Le Vêtement, ancré dans le geste, la matière et l’usage

Formée en stylisme et modélisme à Vienne (Autriche), j’ai développé une approche rigoureuse du vêtement, fondée sur la maîtrise des volumes, l’exigence de la coupe, la connaissance des matières et la qualité d’exécution.

J’ai ensuite enrichi mon parcours à l’École Duperré à Paris, où j’ai développé un regard plus conceptuel et critique sur la création en arts appliqués.

Aujourd’hui designer-artisane, mon atelier est installé à Lille, et j’y développe une pratique du vêtement ancrée dans le geste, la matière et l’usage.

LE GESTE

Aujourd’hui, je développe une pratique du vêtement fondée sur des procédés de fabrication attentifs au geste et aux savoir-faire présents dans le domaine du textile. De même, l’ensemble des étapes du développement — de la conception au montage du vêtement — est réalisé au sein de l’atelier, incluant la mise au point des volumes, le choix et la préparation des matières, ainsi que les opérations d’assemblage et de finition.

Cette approche globale engage un dialogue constant entre la main, la matière et la forme. Le travail du tombé, ainsi que les volumes amples — volontairement oversize — dessinent des silhouettes aux lignes stylisées, contemporaines et décontractées. Ces choix formels sont directement liés à une sélection rigoureuse des matières, selon leurs propriétés et leur tenue, en lien avec la mise en forme du vêtement et ses usages.

LA MATIÈRE

Au-delà de la forme, la matière est plus qu’un simple support : elle constitue l’un des axes centraux de mon travail. Je privilégie des textiles issus de filières engagées dans la préservation et le développement de savoir-faire locaux, avec une attention particulière portée à l’origine, à la qualité et aux conditions de fabrication.

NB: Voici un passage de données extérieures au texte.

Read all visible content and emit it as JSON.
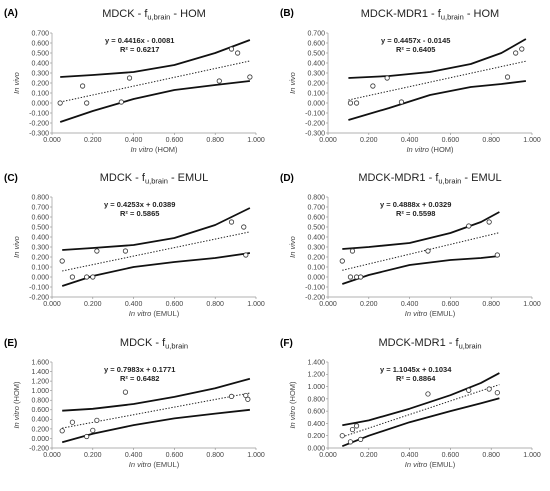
{
  "chart_data": [
    {
      "panel": "(A)",
      "type": "scatter",
      "title": {
        "main": "MDCK - f",
        "sub": "u,brain",
        "tail": " - HOM"
      },
      "xlabel": {
        "italic": "In vitro",
        "rest": " (HOM)"
      },
      "ylabel": {
        "italic": "In vivo",
        "rest": ""
      },
      "equation": "y = 0.4416x - 0.0081",
      "r2": "R² = 0.6217",
      "xlim": [
        0,
        1
      ],
      "ylim": [
        -0.3,
        0.7
      ],
      "xticks": [
        "0.000",
        "0.200",
        "0.400",
        "0.600",
        "0.800",
        "1.000"
      ],
      "yticks": [
        "-0.300",
        "-0.200",
        "-0.100",
        "0.000",
        "0.100",
        "0.200",
        "0.300",
        "0.400",
        "0.500",
        "0.600",
        "0.700"
      ],
      "points": [
        [
          0.04,
          0.0
        ],
        [
          0.15,
          0.17
        ],
        [
          0.17,
          0.0
        ],
        [
          0.34,
          0.01
        ],
        [
          0.38,
          0.25
        ],
        [
          0.82,
          0.22
        ],
        [
          0.88,
          0.54
        ],
        [
          0.91,
          0.5
        ],
        [
          0.97,
          0.26
        ]
      ],
      "trend": {
        "slope": 0.4416,
        "intercept": -0.0081,
        "x": [
          0.04,
          0.97
        ]
      },
      "band_upper": [
        [
          0.04,
          0.26
        ],
        [
          0.2,
          0.28
        ],
        [
          0.4,
          0.31
        ],
        [
          0.6,
          0.38
        ],
        [
          0.8,
          0.5
        ],
        [
          0.97,
          0.63
        ]
      ],
      "band_lower": [
        [
          0.04,
          -0.19
        ],
        [
          0.2,
          -0.08
        ],
        [
          0.4,
          0.04
        ],
        [
          0.6,
          0.13
        ],
        [
          0.8,
          0.18
        ],
        [
          0.97,
          0.22
        ]
      ]
    },
    {
      "panel": "(B)",
      "type": "scatter",
      "title": {
        "main": "MDCK-MDR1 - f",
        "sub": "u,brain",
        "tail": " - HOM"
      },
      "xlabel": {
        "italic": "In vitro",
        "rest": " (HOM)"
      },
      "ylabel": {
        "italic": "In vivo",
        "rest": ""
      },
      "equation": "y = 0.4457x - 0.0145",
      "r2": "R² = 0.6405",
      "xlim": [
        0,
        1
      ],
      "ylim": [
        -0.3,
        0.7
      ],
      "xticks": [
        "0.000",
        "0.200",
        "0.400",
        "0.600",
        "0.800",
        "1.000"
      ],
      "yticks": [
        "-0.300",
        "-0.200",
        "-0.100",
        "0.000",
        "0.100",
        "0.200",
        "0.300",
        "0.400",
        "0.500",
        "0.600",
        "0.700"
      ],
      "points": [
        [
          0.11,
          0.0
        ],
        [
          0.14,
          0.0
        ],
        [
          0.22,
          0.17
        ],
        [
          0.29,
          0.25
        ],
        [
          0.36,
          0.01
        ],
        [
          0.88,
          0.26
        ],
        [
          0.92,
          0.5
        ],
        [
          0.95,
          0.54
        ]
      ],
      "trend": {
        "slope": 0.4457,
        "intercept": -0.0145,
        "x": [
          0.1,
          0.97
        ]
      },
      "band_upper": [
        [
          0.1,
          0.25
        ],
        [
          0.3,
          0.27
        ],
        [
          0.5,
          0.31
        ],
        [
          0.7,
          0.39
        ],
        [
          0.85,
          0.5
        ],
        [
          0.97,
          0.64
        ]
      ],
      "band_lower": [
        [
          0.1,
          -0.17
        ],
        [
          0.3,
          -0.05
        ],
        [
          0.5,
          0.08
        ],
        [
          0.7,
          0.16
        ],
        [
          0.85,
          0.19
        ],
        [
          0.97,
          0.22
        ]
      ]
    },
    {
      "panel": "(C)",
      "type": "scatter",
      "title": {
        "main": "MDCK - f",
        "sub": "u,brain",
        "tail": " - EMUL"
      },
      "xlabel": {
        "italic": "In vitro",
        "rest": " (EMUL)"
      },
      "ylabel": {
        "italic": "In vivo",
        "rest": ""
      },
      "equation": "y = 0.4253x + 0.0389",
      "r2": "R² = 0.5865",
      "xlim": [
        0,
        1
      ],
      "ylim": [
        -0.2,
        0.8
      ],
      "xticks": [
        "0.000",
        "0.200",
        "0.400",
        "0.600",
        "0.800",
        "1.000"
      ],
      "yticks": [
        "-0.200",
        "-0.100",
        "0.000",
        "0.100",
        "0.200",
        "0.300",
        "0.400",
        "0.500",
        "0.600",
        "0.700",
        "0.800"
      ],
      "points": [
        [
          0.05,
          0.16
        ],
        [
          0.1,
          0.0
        ],
        [
          0.17,
          0.0
        ],
        [
          0.2,
          0.0
        ],
        [
          0.22,
          0.26
        ],
        [
          0.36,
          0.26
        ],
        [
          0.88,
          0.55
        ],
        [
          0.94,
          0.5
        ],
        [
          0.95,
          0.22
        ]
      ],
      "trend": {
        "slope": 0.4253,
        "intercept": 0.0389,
        "x": [
          0.05,
          0.97
        ]
      },
      "band_upper": [
        [
          0.05,
          0.27
        ],
        [
          0.2,
          0.29
        ],
        [
          0.4,
          0.32
        ],
        [
          0.6,
          0.39
        ],
        [
          0.8,
          0.52
        ],
        [
          0.97,
          0.69
        ]
      ],
      "band_lower": [
        [
          0.05,
          -0.09
        ],
        [
          0.2,
          0.01
        ],
        [
          0.4,
          0.1
        ],
        [
          0.6,
          0.15
        ],
        [
          0.8,
          0.19
        ],
        [
          0.97,
          0.24
        ]
      ]
    },
    {
      "panel": "(D)",
      "type": "scatter",
      "title": {
        "main": "MDCK-MDR1 - f",
        "sub": "u,brain",
        "tail": " - EMUL"
      },
      "xlabel": {
        "italic": "In vitro",
        "rest": " (EMUL)"
      },
      "ylabel": {
        "italic": "In vivo",
        "rest": ""
      },
      "equation": "y = 0.4888x + 0.0329",
      "r2": "R² = 0.5598",
      "xlim": [
        0,
        1
      ],
      "ylim": [
        -0.2,
        0.8
      ],
      "xticks": [
        "0.000",
        "0.200",
        "0.400",
        "0.600",
        "0.800",
        "1.000"
      ],
      "yticks": [
        "-0.200",
        "-0.100",
        "0.000",
        "0.100",
        "0.200",
        "0.300",
        "0.400",
        "0.500",
        "0.600",
        "0.700",
        "0.800"
      ],
      "points": [
        [
          0.07,
          0.16
        ],
        [
          0.11,
          0.0
        ],
        [
          0.12,
          0.26
        ],
        [
          0.14,
          0.0
        ],
        [
          0.16,
          0.0
        ],
        [
          0.49,
          0.26
        ],
        [
          0.69,
          0.51
        ],
        [
          0.79,
          0.55
        ],
        [
          0.83,
          0.22
        ]
      ],
      "trend": {
        "slope": 0.4888,
        "intercept": 0.0329,
        "x": [
          0.07,
          0.84
        ]
      },
      "band_upper": [
        [
          0.07,
          0.28
        ],
        [
          0.2,
          0.3
        ],
        [
          0.4,
          0.34
        ],
        [
          0.6,
          0.44
        ],
        [
          0.75,
          0.55
        ],
        [
          0.84,
          0.65
        ]
      ],
      "band_lower": [
        [
          0.07,
          -0.07
        ],
        [
          0.2,
          0.02
        ],
        [
          0.4,
          0.12
        ],
        [
          0.6,
          0.17
        ],
        [
          0.75,
          0.19
        ],
        [
          0.84,
          0.21
        ]
      ]
    },
    {
      "panel": "(E)",
      "type": "scatter",
      "title": {
        "main": "MDCK - f",
        "sub": "u,brain",
        "tail": ""
      },
      "xlabel": {
        "italic": "In vitro",
        "rest": " (EMUL)"
      },
      "ylabel": {
        "italic": "In vitro",
        "rest": " (HOM)"
      },
      "equation": "y = 0.7983x + 0.1771",
      "r2": "R² = 0.6482",
      "xlim": [
        0,
        1
      ],
      "ylim": [
        -0.2,
        1.6
      ],
      "xticks": [
        "0.000",
        "0.200",
        "0.400",
        "0.600",
        "0.800",
        "1.000"
      ],
      "yticks": [
        "-0.200",
        "0.000",
        "0.200",
        "0.400",
        "0.600",
        "0.800",
        "1.000",
        "1.200",
        "1.400",
        "1.600"
      ],
      "points": [
        [
          0.05,
          0.16
        ],
        [
          0.1,
          0.34
        ],
        [
          0.17,
          0.04
        ],
        [
          0.2,
          0.17
        ],
        [
          0.22,
          0.38
        ],
        [
          0.36,
          0.97
        ],
        [
          0.88,
          0.88
        ],
        [
          0.95,
          0.9
        ],
        [
          0.96,
          0.82
        ]
      ],
      "trend": {
        "slope": 0.7983,
        "intercept": 0.1771,
        "x": [
          0.05,
          0.97
        ]
      },
      "band_upper": [
        [
          0.05,
          0.58
        ],
        [
          0.2,
          0.62
        ],
        [
          0.4,
          0.72
        ],
        [
          0.6,
          0.87
        ],
        [
          0.8,
          1.05
        ],
        [
          0.97,
          1.25
        ]
      ],
      "band_lower": [
        [
          0.05,
          -0.08
        ],
        [
          0.2,
          0.1
        ],
        [
          0.4,
          0.28
        ],
        [
          0.6,
          0.42
        ],
        [
          0.8,
          0.52
        ],
        [
          0.97,
          0.6
        ]
      ]
    },
    {
      "panel": "(F)",
      "type": "scatter",
      "title": {
        "main": "MDCK-MDR1 - f",
        "sub": "u,brain",
        "tail": ""
      },
      "xlabel": {
        "italic": "In vitro",
        "rest": " (EMUL)"
      },
      "ylabel": {
        "italic": "In vitro",
        "rest": " (HOM)"
      },
      "equation": "y = 1.1045x + 0.1034",
      "r2": "R² = 0.8864",
      "xlim": [
        0,
        1
      ],
      "ylim": [
        0,
        1.4
      ],
      "xticks": [
        "0.000",
        "0.200",
        "0.400",
        "0.600",
        "0.800",
        "1.000"
      ],
      "yticks": [
        "0.000",
        "0.200",
        "0.400",
        "0.600",
        "0.800",
        "1.000",
        "1.200",
        "1.400"
      ],
      "points": [
        [
          0.07,
          0.2
        ],
        [
          0.11,
          0.1
        ],
        [
          0.12,
          0.3
        ],
        [
          0.14,
          0.36
        ],
        [
          0.16,
          0.14
        ],
        [
          0.49,
          0.88
        ],
        [
          0.69,
          0.94
        ],
        [
          0.79,
          0.96
        ],
        [
          0.83,
          0.9
        ]
      ],
      "trend": {
        "slope": 1.1045,
        "intercept": 0.1034,
        "x": [
          0.07,
          0.84
        ]
      },
      "band_upper": [
        [
          0.07,
          0.37
        ],
        [
          0.2,
          0.45
        ],
        [
          0.4,
          0.64
        ],
        [
          0.6,
          0.86
        ],
        [
          0.75,
          1.06
        ],
        [
          0.84,
          1.22
        ]
      ],
      "band_lower": [
        [
          0.07,
          0.03
        ],
        [
          0.2,
          0.2
        ],
        [
          0.4,
          0.42
        ],
        [
          0.6,
          0.6
        ],
        [
          0.75,
          0.73
        ],
        [
          0.84,
          0.81
        ]
      ]
    }
  ]
}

J’accorde également une place importante aux fibres recyclées ainsi qu’à l’utilisation de stocks dormants, intégrés comme des ressources à part entière dans le processus de création.

Parallèlement, je mène une recherche autour de la valorisation des chutes et des matériaux délaissés. Cette réflexion se traduit par un travail sur les assemblages, les applications et les reprises, mobilisant aussi bien des procédés contemporains que des savoir-faire traditionnels, dans une logique d’expérimentation et de transformation de la matière.

L’USAGE

Enfin, mon travail s’inscrit dans une attention constante portée à l’usage réel du vêtement. À contre-courant des garde-robes standardisées, je développe des ensembles pensés pour être portés, combinés et réinterprétés selon les situations, les contextes et les rythmes de vie.

Les pièces sont conçues pour répondre à des usages variés. Cette approche permet de construire un vestiaire polyvalent, modulable et durable, organisé selon un principe de strates ou de superposition, où chaque pièce est pensée en relation avec les autres.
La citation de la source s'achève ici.